Thursday, August 9, 2007

Toast of the Towns

Canada Bread offers rising fortunes in baked goods

We first featured Canada Bread as a Stock to Study in July/Aug. 1988 issue, and did so again in Nov./Dec. 1993, In both, the company was known as Corporate Foods Limited. Between the first two features the stock's price rose from $7 to $15, providing owners with a 16% compound rate of price appreciation. It has since traded as high as $61 (May 2006) for annual gains averaging 12%.

CANADA Bread Co. Ltd., a leading producer and distributor of breads and other baked goods, serves grocery stores, restaurant, and institutional markets. The company is the largest bakery products manufacturer in Canada, and has expanded into the United States and the U.K. through acquisitions. Currently, the company employs 7,300 people; including more than 6,000 at 30 facilities across Canada.
The company markets its products under different consumer brand names.

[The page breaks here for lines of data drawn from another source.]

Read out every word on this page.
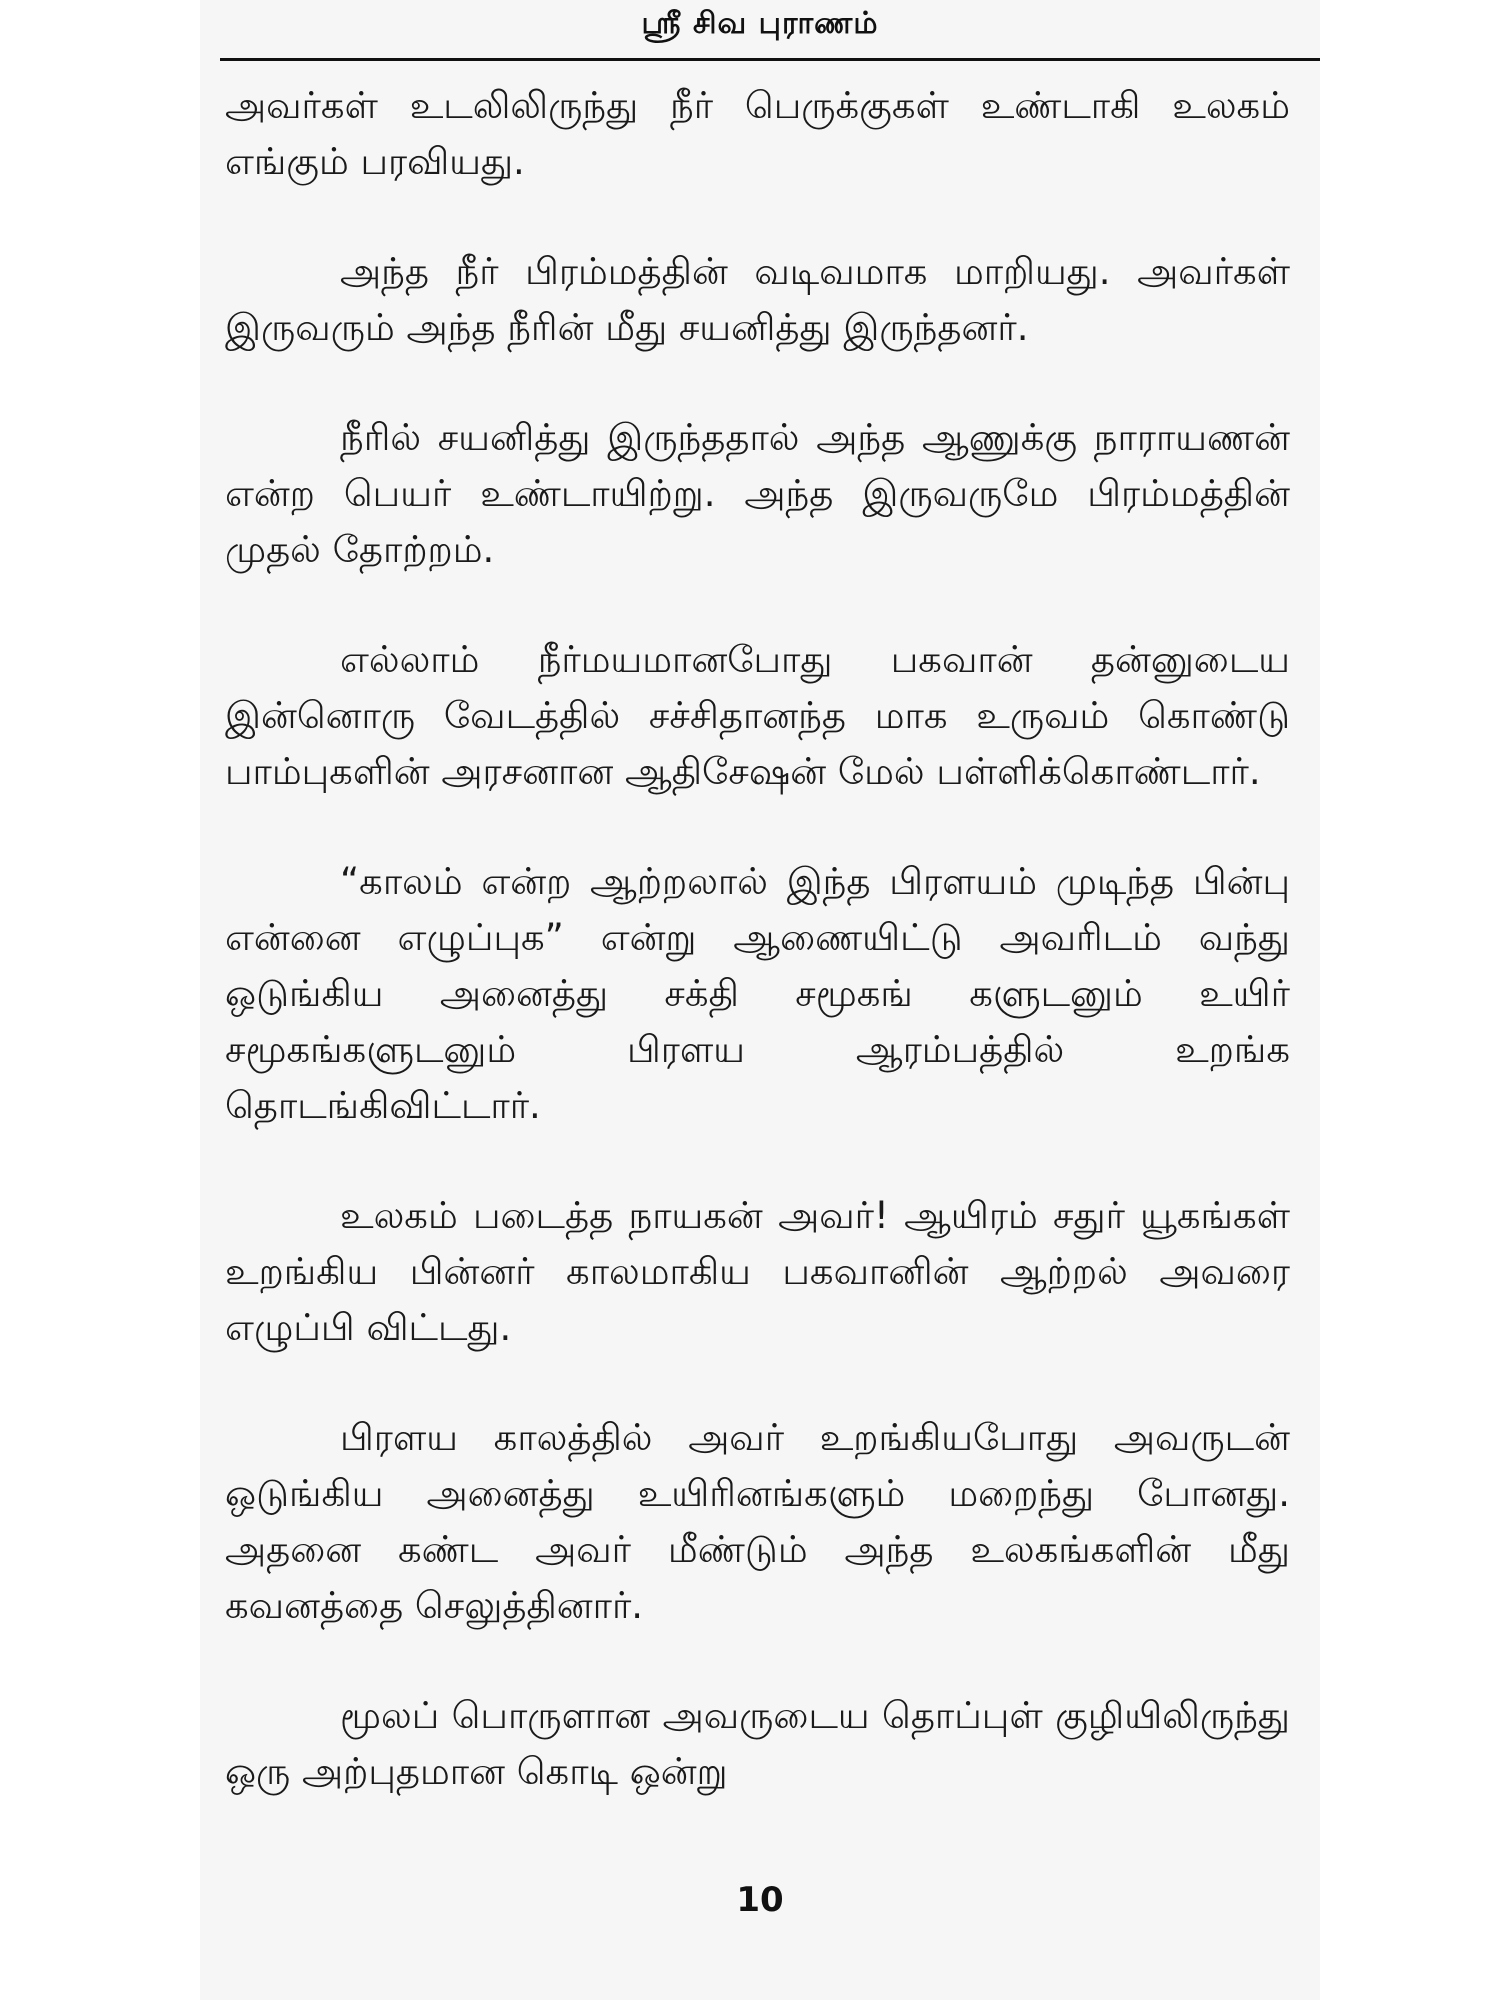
ஸ்ரீ சிவ புராணம்

அவர்கள் உடலிலிருந்து நீர் பெருக்குகள் உண்டாகி உலகம் எங்கும் பரவியது.

அந்த நீர் பிரம்மத்தின் வடிவமாக மாறியது. அவர்கள் இருவரும் அந்த நீரின் மீது சயனித்து இருந்தனர்.

நீரில் சயனித்து இருந்ததால் அந்த ஆணுக்கு நாராயணன் என்ற பெயர் உண்டாயிற்று. அந்த இருவருமே பிரம்மத்தின் முதல் தோற்றம்.

எல்லாம் நீர்மயமானபோது பகவான் தன்னுடைய இன்னொரு வேடத்தில் சச்சிதானந்த மாக உருவம் கொண்டு பாம்புகளின் அரசனான ஆதிசேஷன் மேல் பள்ளிக்கொண்டார்.

“காலம் என்ற ஆற்றலால் இந்த பிரளயம் முடிந்த பின்பு என்னை எழுப்புக” என்று ஆணையிட்டு அவரிடம் வந்து ஒடுங்கிய அனைத்து சக்தி சமூகங் களுடனும் உயிர் சமூகங்களுடனும் பிரளய ஆரம்பத்தில் உறங்க தொடங்கிவிட்டார்.

உலகம் படைத்த நாயகன் அவர்! ஆயிரம் சதுர் யூகங்கள் உறங்கிய பின்னர் காலமாகிய பகவானின் ஆற்றல் அவரை எழுப்பி விட்டது.

பிரளய காலத்தில் அவர் உறங்கியபோது அவருடன் ஒடுங்கிய அனைத்து உயிரினங்களும் மறைந்து போனது. அதனை கண்ட அவர் மீண்டும் அந்த உலகங்களின் மீது கவனத்தை செலுத்தினார்.

மூலப் பொருளான அவருடைய தொப்புள் குழியிலிருந்து ஒரு அற்புதமான கொடி ஒன்று

10
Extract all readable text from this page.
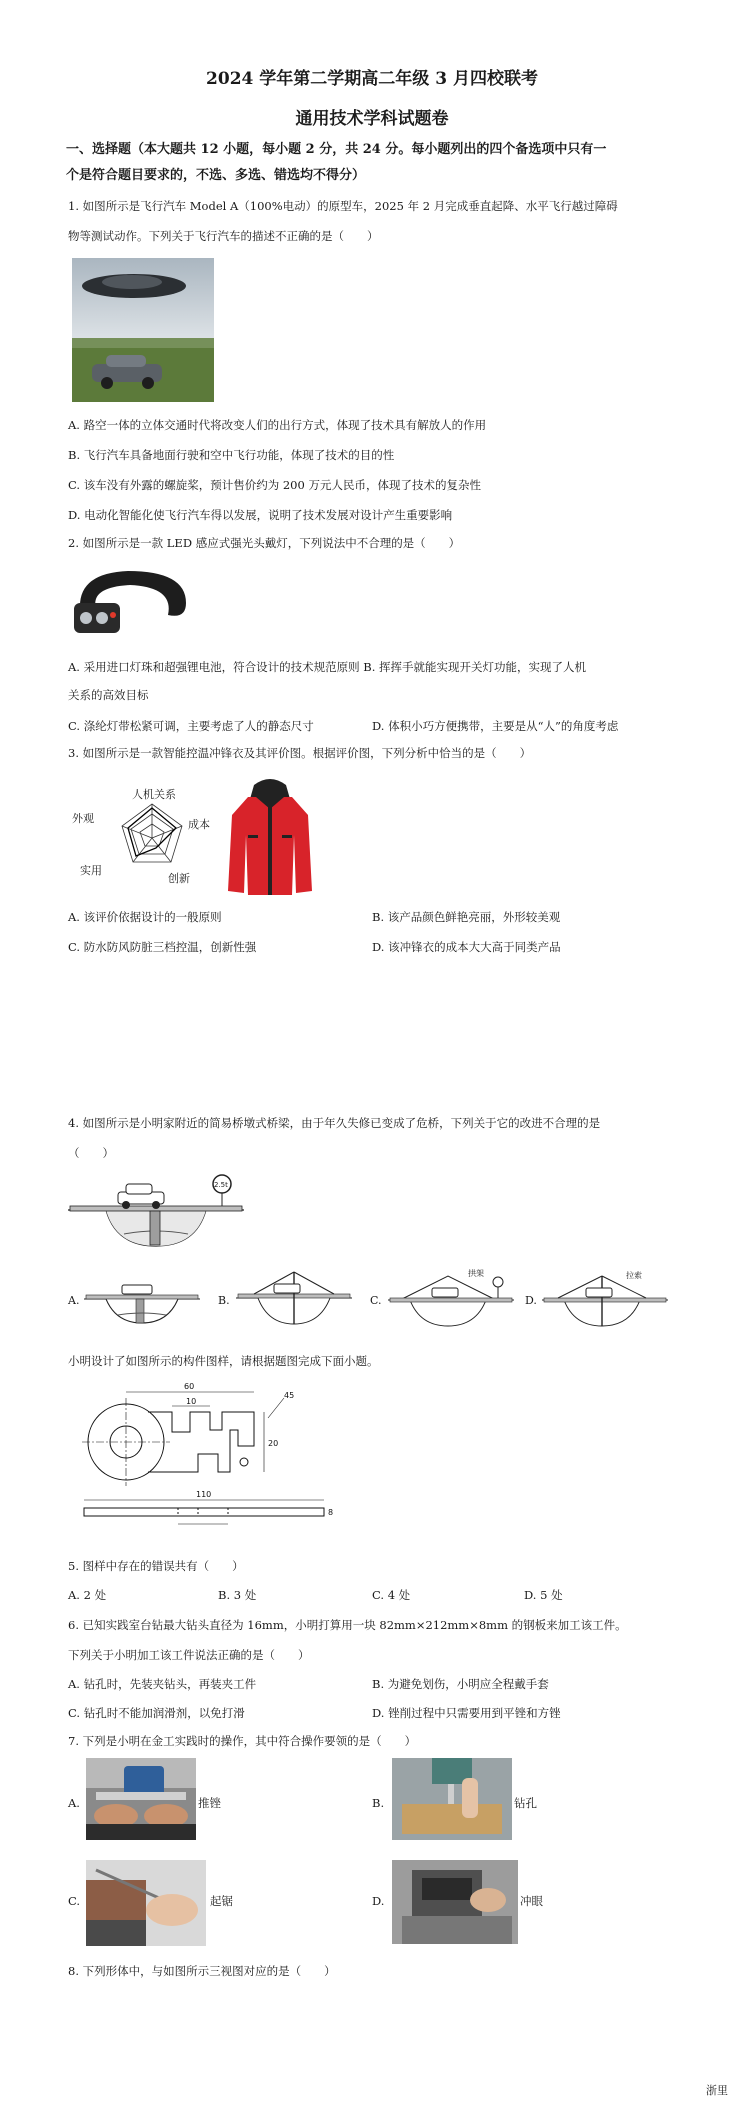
2024 学年第二学期高二年级 3 月四校联考
通用技术学科试题卷
一、选择题（本大题共 12 小题，每小题 2 分，共 24 分。每小题列出的四个备选项中只有一
个是符合题目要求的，不选、多选、错选均不得分）
1. 如图所示是飞行汽车 Model A（100%电动）的原型车，2025 年 2 月完成垂直起降、水平飞行越过障碍
物等测试动作。下列关于飞行汽车的描述不正确的是（　　）
A. 路空一体的立体交通时代将改变人们的出行方式，体现了技术具有解放人的作用
B. 飞行汽车具备地面行驶和空中飞行功能，体现了技术的目的性
C. 该车没有外露的螺旋桨，预计售价约为 200 万元人民币，体现了技术的复杂性
D. 电动化智能化使飞行汽车得以发展，说明了技术发展对设计产生重要影响
2. 如图所示是一款 LED 感应式强光头戴灯，下列说法中不合理的是（　　）
A. 采用进口灯珠和超强锂电池，符合设计的技术规范原则 B. 挥挥手就能实现开关灯功能，实现了人机
关系的高效目标
C. 涤纶灯带松紧可调，主要考虑了人的静态尺寸	D. 体积小巧方便携带，主要是从“人”的角度考虑
3. 如图所示是一款智能控温冲锋衣及其评价图。根据评价图，下列分析中恰当的是（　　）
人机关系
成本
创新
实用
外观
A. 该评价依据设计的一般原则	B. 该产品颜色鲜艳亮丽，外形较美观
C. 防水防风防脏三档控温，创新性强	D. 该冲锋衣的成本大大高于同类产品
4. 如图所示是小明家附近的简易桥墩式桥梁，由于年久失修已变成了危桥，下列关于它的改进不合理的是
（　　）
2.5t
A.	B.	C.
拱架
D.
拉索
小明设计了如图所示的构件图样，请根据题图完成下面小题。
60
10
20
45
110
8
5. 图样中存在的错误共有（　　）
A. 2 处	B. 3 处	C. 4 处	D. 5 处
6. 已知实践室台钻最大钻头直径为 16mm，小明打算用一块 82mm×212mm×8mm 的钢板来加工该工件。
下列关于小明加工该工件说法正确的是（　　）
A. 钻孔时，先装夹钻头，再装夹工件	B. 为避免划伤，小明应全程戴手套
C. 钻孔时不能加润滑剂，以免打滑	D. 锉削过程中只需要用到平锉和方锉
7. 下列是小明在金工实践时的操作，其中符合操作要领的是（　　）
A.	推锉	B.	钻孔
C.	起锯	D.	冲眼
8. 下列形体中，与如图所示三视图对应的是（　　）
浙里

Dempster's, the national brand, is strongest in Ontario. Strong regional brands include McGavin's in the West, POM in Quebec, and Ben's in Atlantic Canada.

Canada Bread is headquartered in Toronto. Its stock is thinly traded because Maple Leaf Foods (see growth chart on following page) owns 87.5% of the company's shares.

Historical Growth

Revenues

Chart 1 indicates that during the entire study period, Canada Bread's revenues grew at an average compound rate of about 13%. Since 2000, average growth accelerated to about 21%, largely as the result of acquisitions in 2001-02. Those expansions added the Multi-Marques brands and facilities in Eastern Canada (2001), and the U.S./U.K. bakery assets of parent Maple Leaf Foods (2002). In all, the acquisitions added 20 bakeries, 3,000 employees, and 10,000 customers.
Recently, revenue growth has slowed significantly, to about 2% in fiscal 2005 (ending December), for total revenues of $1.3 billion. First-quarter 2006 revenues declined by about 5%.

EPS

Growth in EPS (earnings per share before discontinued, extraordinary, and special items) of 12% has generally tracked revenue growth throughout the study period. However, EPS growth since 1999, at 30%, has significantly outpaced revenues. Following the 2001-02 acquisitions, growth averaged about 23%, with EPS up 19% in 2005. EPS for the first quarter of 2006 were up by 28%.

Successful consolidation of operations following acquisitions can produce superior earnings growth even while revenue growth slows.

Reasons for Historical Growth

Important Products

Canada Bread's revenues are derived principally from freshly baked and frozen products.

Fresh Bakery Products (71% of 2005 revenues vs. 70% in 2003)

The company is the Canadian leader in the fresh-bakery market. It manufactures and distributes a wide range of bakery products, including sliced breads, bagels, sweet goods (cakes and pies), and flatbreads, such as tortillas and pita sandwich pouches.

Fresh products have a limited shelf life (two to three weeks total for most breads), and extensive shipping can impair quality and appearance. Accordingly, production facilities must be located close to local consumer markets. For Canada Bread, that requires a network of 22 bakeries across the country.

In addition, the company maintains a large fleet of trucks for direct-to-storedelivery to most grocery accounts. Together, facilities and transportation represent high fixed costs. Another important cost arises from the return of unsold goods that have gone stale.

Frozen Bakery Products (29% of 2005 revenues vs. 30% in 2003)

This segment involves the production and distribution of various partially baked frozen breads and rolls. These products are "par-baked" - which involves baking breads to within 90% of completion, and then flash-freezing and shipping to both grocery stores and restaurants.

The par-baked market is one of the fastest-growing segments of the bakery industry, as it offers the opportunity for in-store bakeries, fast-food outlets, and cafeterias to produce small quantities of hot breads in a matter of minutes.

As well, the use of frozen products permits consistent product quality, lower product wastage, and reduced in-store labour costs, as higher-paid bakers are no longer required to prepare breads "from scratch.'

Important Markets

An estimated 70% of revenues originate in Canada from the sale of both fresh and frozen products. Only frozen products are sold in the United States. Canada Bread is the largest manufacturer of bagels in the U.K., where it also sells specialty breads.

Important Customers

Canada Bread is known to be a key Fresh Bakery supplier to major grocery chains, such as Sobey's, Safeway, Metro/A&P and large food-service operators across Canada. In the United States, Canada Bread primarily sells its frozen, par-baked products to sandwich shop chains and grocery stores.

Important Competitors

In Canada, Canada Bread faces another large, mainstream competitor in Weston Bakeries, owned by the same parent company as Loblaw's. Both companies compete vigorously in the fresh and parbaked categories nationally.